Problems of the most diabolical and vexing sort delight Kahn's scientific palate as well. He even admits to overlooking a question with a potentially more interesting answer for another one that promises more noggin scratching and hair pulling.

"This is overly simplistic, but there are sort of two kinds of scientists," he explained. "One kind is mostly interested in the answers, and the other is more interested in the process. I'm more in the process category."

In June, Kahn, who is currently associate lab director of SLAC Particle Physics and Astronomy, will change roles to delve deeper into a scientific project that's full of rewards for both answer-hunters and problem-lovers. Kahn is the physicist in charge of building the world's biggest digital camera—boasting a whopping 3200 megapixels—for the Large Synoptic Survey Telescope, or LSST. Slated to come online in 2015 and begin operations in 2016, the LSST will take a full image of the entire visible-wavelength sky over the course of a few days. It will look deep into the universe for ten years, providing an extraordinary visual record of the evolving universe.

"We call it cosmic cinematography. We'll measure everything that's changing everywhere in the universe," Kahn said.

The LSST will help scientists tackle a slew of mysteries. One of them—Kahn's interest—is dark energy, the mysterious energy field which scientists believe is causing the universe to expand faster and faster. Dark energy is closely intertwined with dark matter, the material that neither emits nor reflects light of any wavelength, yet is five times more abundant in the universe than visible matter—meaning its gravitational pull formed the galaxies. Mapping dark matter concentrations could untangle the tantalizing enigma of dark energy, but the stuff is devilishly difficult to study, except through an effect called weak gravitational lensing.

Because dark matter has mass, light from a distant galaxy bends as it passes dark matter on its way to Earth. By looking at how the image of the galaxy is distorted, scientists should be able to deduce the properties of the intervening dark matter clump—except that there's no way of knowing how the galaxy looked in the first place.
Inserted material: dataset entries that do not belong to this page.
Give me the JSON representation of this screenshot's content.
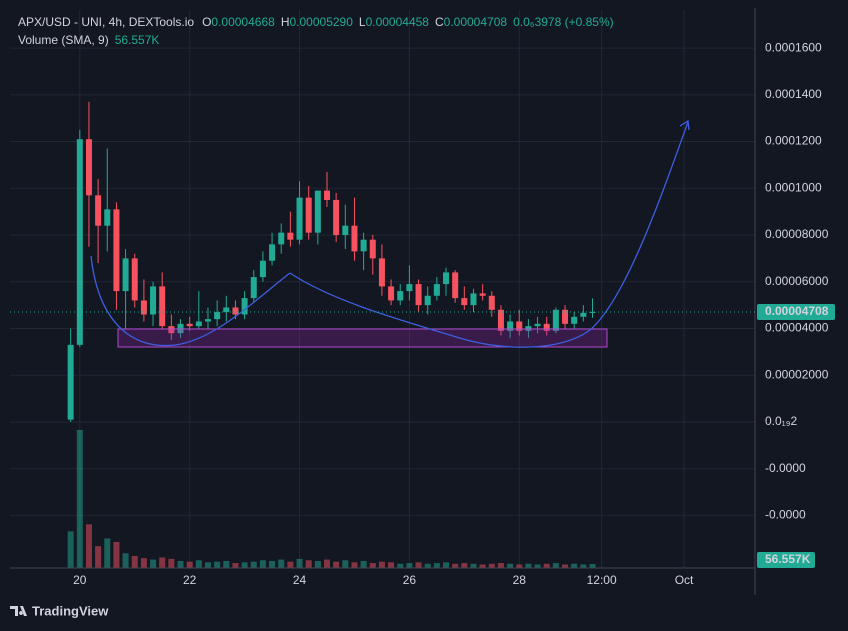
{
  "chart_data": {
    "type": "candlestick",
    "title": "APX/USD - UNI, 4h, DEXTools.io",
    "ohlc_legend": [
      {
        "key": "O",
        "value": "0.00004668"
      },
      {
        "key": "H",
        "value": "0.00005290"
      },
      {
        "key": "L",
        "value": "0.00004458"
      },
      {
        "key": "C",
        "value": "0.00004708"
      }
    ],
    "change": "0.0₆3978 (+0.85%)",
    "volume_title": "Volume (SMA, 9)",
    "volume_value_label": "56.557K",
    "brand": "TradingView",
    "x": [
      -4,
      0,
      4,
      8,
      12,
      16,
      20,
      24,
      28,
      32,
      36,
      40,
      44,
      48,
      52,
      56,
      60,
      64,
      68,
      72,
      76,
      80,
      84,
      88,
      92,
      96,
      100,
      104,
      108,
      112,
      116,
      120,
      124,
      128,
      132,
      136,
      140,
      144,
      148,
      152,
      156,
      160,
      164,
      168,
      172,
      176,
      180,
      184,
      188,
      192,
      196,
      200,
      204,
      208,
      212,
      216,
      220,
      224
    ],
    "open": [
      1e-06,
      3.3e-05,
      0.000121,
      9.7e-05,
      8.4e-05,
      9.1e-05,
      5.6e-05,
      7e-05,
      5.2e-05,
      4.6e-05,
      5.8e-05,
      4.1e-05,
      3.8e-05,
      4.2e-05,
      4.1e-05,
      4.3e-05,
      4.4e-05,
      4.7e-05,
      4.9e-05,
      4.6e-05,
      5.3e-05,
      6.2e-05,
      6.9e-05,
      7.6e-05,
      8.1e-05,
      7.8e-05,
      9.6e-05,
      8.1e-05,
      9.9e-05,
      9.5e-05,
      8e-05,
      8.4e-05,
      7.3e-05,
      7.8e-05,
      7e-05,
      5.8e-05,
      5.2e-05,
      5.6e-05,
      5.9e-05,
      5e-05,
      5.4e-05,
      5.9e-05,
      6.4e-05,
      5.3e-05,
      5e-05,
      5.5e-05,
      5.4e-05,
      4.8e-05,
      3.9e-05,
      4.3e-05,
      3.9e-05,
      4.1e-05,
      4.2e-05,
      3.9e-05,
      4.8e-05,
      4.2e-05,
      4.5e-05,
      4.668e-05
    ],
    "high": [
      4e-05,
      0.000125,
      0.000137,
      0.000104,
      0.000117,
      9.4e-05,
      7.4e-05,
      7.2e-05,
      6.1e-05,
      6e-05,
      6.4e-05,
      4.6e-05,
      4.4e-05,
      4.5e-05,
      5.6e-05,
      4.9e-05,
      5.2e-05,
      5.4e-05,
      5.2e-05,
      5.6e-05,
      6.5e-05,
      7.3e-05,
      8.1e-05,
      8.5e-05,
      9e-05,
      0.000103,
      0.000101,
      9.9e-05,
      0.000107,
      9.8e-05,
      9.3e-05,
      9.6e-05,
      8.1e-05,
      8e-05,
      7.6e-05,
      6.1e-05,
      5.9e-05,
      6.7e-05,
      6.1e-05,
      5.8e-05,
      6.2e-05,
      6.6e-05,
      6.5e-05,
      5.8e-05,
      5.7e-05,
      5.9e-05,
      5.6e-05,
      5e-05,
      4.6e-05,
      4.8e-05,
      4.4e-05,
      4.5e-05,
      4.5e-05,
      4.9e-05,
      5e-05,
      4.7e-05,
      5e-05,
      5.29e-05
    ],
    "low": [
      0,
      3.2e-05,
      7.5e-05,
      6.8e-05,
      7.3e-05,
      4.8e-05,
      4e-05,
      4.9e-05,
      4.3e-05,
      4.1e-05,
      4e-05,
      3.5e-05,
      3.6e-05,
      3.9e-05,
      4e-05,
      4e-05,
      4.1e-05,
      4.3e-05,
      4.4e-05,
      4.4e-05,
      5.1e-05,
      6e-05,
      6.7e-05,
      7.2e-05,
      7.5e-05,
      7.6e-05,
      7.8e-05,
      7.6e-05,
      9.2e-05,
      7.7e-05,
      7.4e-05,
      6.9e-05,
      6.5e-05,
      6.3e-05,
      5.4e-05,
      5e-05,
      5e-05,
      5.2e-05,
      4.7e-05,
      4.6e-05,
      5.2e-05,
      5.4e-05,
      5.1e-05,
      4.8e-05,
      4.7e-05,
      5.2e-05,
      4.5e-05,
      3.7e-05,
      3.6e-05,
      3.7e-05,
      3.6e-05,
      3.8e-05,
      3.7e-05,
      3.8e-05,
      4e-05,
      4e-05,
      4.3e-05,
      4.458e-05
    ],
    "close": [
      3.3e-05,
      0.000121,
      9.7e-05,
      8.4e-05,
      9.1e-05,
      5.6e-05,
      7e-05,
      5.2e-05,
      4.6e-05,
      5.8e-05,
      4.1e-05,
      3.8e-05,
      4.2e-05,
      4.1e-05,
      4.3e-05,
      4.4e-05,
      4.7e-05,
      4.9e-05,
      4.6e-05,
      5.3e-05,
      6.2e-05,
      6.9e-05,
      7.6e-05,
      8.1e-05,
      7.8e-05,
      9.6e-05,
      8.1e-05,
      9.9e-05,
      9.5e-05,
      8e-05,
      8.4e-05,
      7.3e-05,
      7.8e-05,
      7e-05,
      5.8e-05,
      5.2e-05,
      5.6e-05,
      5.9e-05,
      5e-05,
      5.4e-05,
      5.9e-05,
      6.4e-05,
      5.3e-05,
      5e-05,
      5.5e-05,
      5.4e-05,
      4.8e-05,
      3.9e-05,
      4.3e-05,
      3.9e-05,
      4.1e-05,
      4.2e-05,
      3.9e-05,
      4.8e-05,
      4.2e-05,
      4.5e-05,
      4.668e-05,
      4.708e-05
    ],
    "volume": [
      520000,
      1960000,
      620000,
      310000,
      420000,
      370000,
      210000,
      170000,
      140000,
      120000,
      150000,
      130000,
      100000,
      90000,
      110000,
      80000,
      90000,
      100000,
      70000,
      80000,
      90000,
      110000,
      100000,
      120000,
      90000,
      130000,
      110000,
      100000,
      120000,
      90000,
      110000,
      80000,
      100000,
      70000,
      90000,
      80000,
      60000,
      70000,
      80000,
      60000,
      70000,
      80000,
      60000,
      70000,
      60000,
      50000,
      60000,
      70000,
      60000,
      50000,
      60000,
      50000,
      60000,
      70000,
      50000,
      60000,
      50000,
      56557
    ],
    "up_color": "#22ab94",
    "down_color": "#f7525f",
    "xlim": [
      -30.5,
      295
    ],
    "xticks": [
      {
        "value": 0,
        "label": "20"
      },
      {
        "value": 48,
        "label": "22"
      },
      {
        "value": 96,
        "label": "24"
      },
      {
        "value": 144,
        "label": "26"
      },
      {
        "value": 192,
        "label": "28"
      },
      {
        "value": 228,
        "label": "12:00"
      },
      {
        "value": 264,
        "label": "Oct"
      }
    ],
    "ylim": [
      -6.25e-05,
      0.0001763
    ],
    "yticks": [
      {
        "value": 0.00016,
        "label": "0.0001600"
      },
      {
        "value": 0.00014,
        "label": "0.0001400"
      },
      {
        "value": 0.00012,
        "label": "0.0001200"
      },
      {
        "value": 0.0001,
        "label": "0.0001000"
      },
      {
        "value": 8e-05,
        "label": "0.00008000"
      },
      {
        "value": 6e-05,
        "label": "0.00006000"
      },
      {
        "value": 4e-05,
        "label": "0.00004000"
      },
      {
        "value": 2e-05,
        "label": "0.00002000"
      },
      {
        "value": 0,
        "label": "0.0₁₉2"
      },
      {
        "value": -2e-05,
        "label": "-0.0000"
      },
      {
        "value": -4e-05,
        "label": "-0.0000"
      }
    ],
    "volume_lim": [
      0,
      2300000
    ],
    "grid": true
  }
}
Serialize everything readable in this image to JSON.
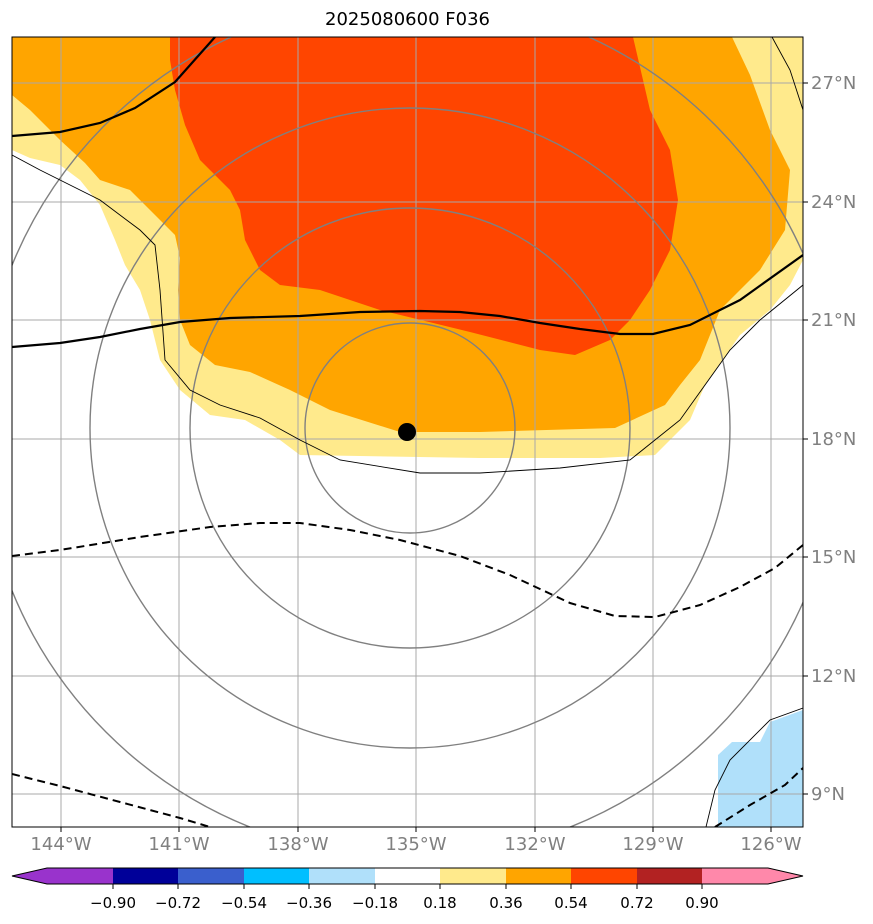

So researchers compare the distortion in two nearby galaxies whose light passes through the same dark matter clump. But this tenuous signal is threatened by noise from any number of factors—the distortions within the telescope, the interference from the atmosphere, the fact that galaxies aren't perfectly round.

"The problem is that the measurement is extremely difficult, because the characteristic distortion that we're looking for is like one part in ten thousand at the lowest levels," Kahn said. "You have to look at huge numbers of galaxies in order to average all that away. So with LSST we look at about 3 billion galaxies, and measure the correlations between all of them. With the map of the concentrations of dark matter as a function of cosmic time, we can infer the details of the cosmic expansion history. This in turn provides the constraints on dark energy that we are really after.”

As the lead physicist for the LSST camera, Kahn's plate is heaped with perplexing tasks, including aligning the camera's multitudinous sensors, or reading out and storing and working with a data set that's comparable in size to all of the world's existing information. At the same time, he finds studying dark energy fascinating—less because dark energy is such a mystery than because that mystery is potentially solvable, like a crossword puzzle.

"The really astounding thing is not, 'okay we discovered something and don't know what it is.' That happens all the time," Kahn said. "The really astounding thing is that all these things fit together so well in this really amazingly simple model. But the model has at its core completely unknown physics that's not compatible with anything else that is currently known. There has to be some underlying, deeper reason why these things work so well."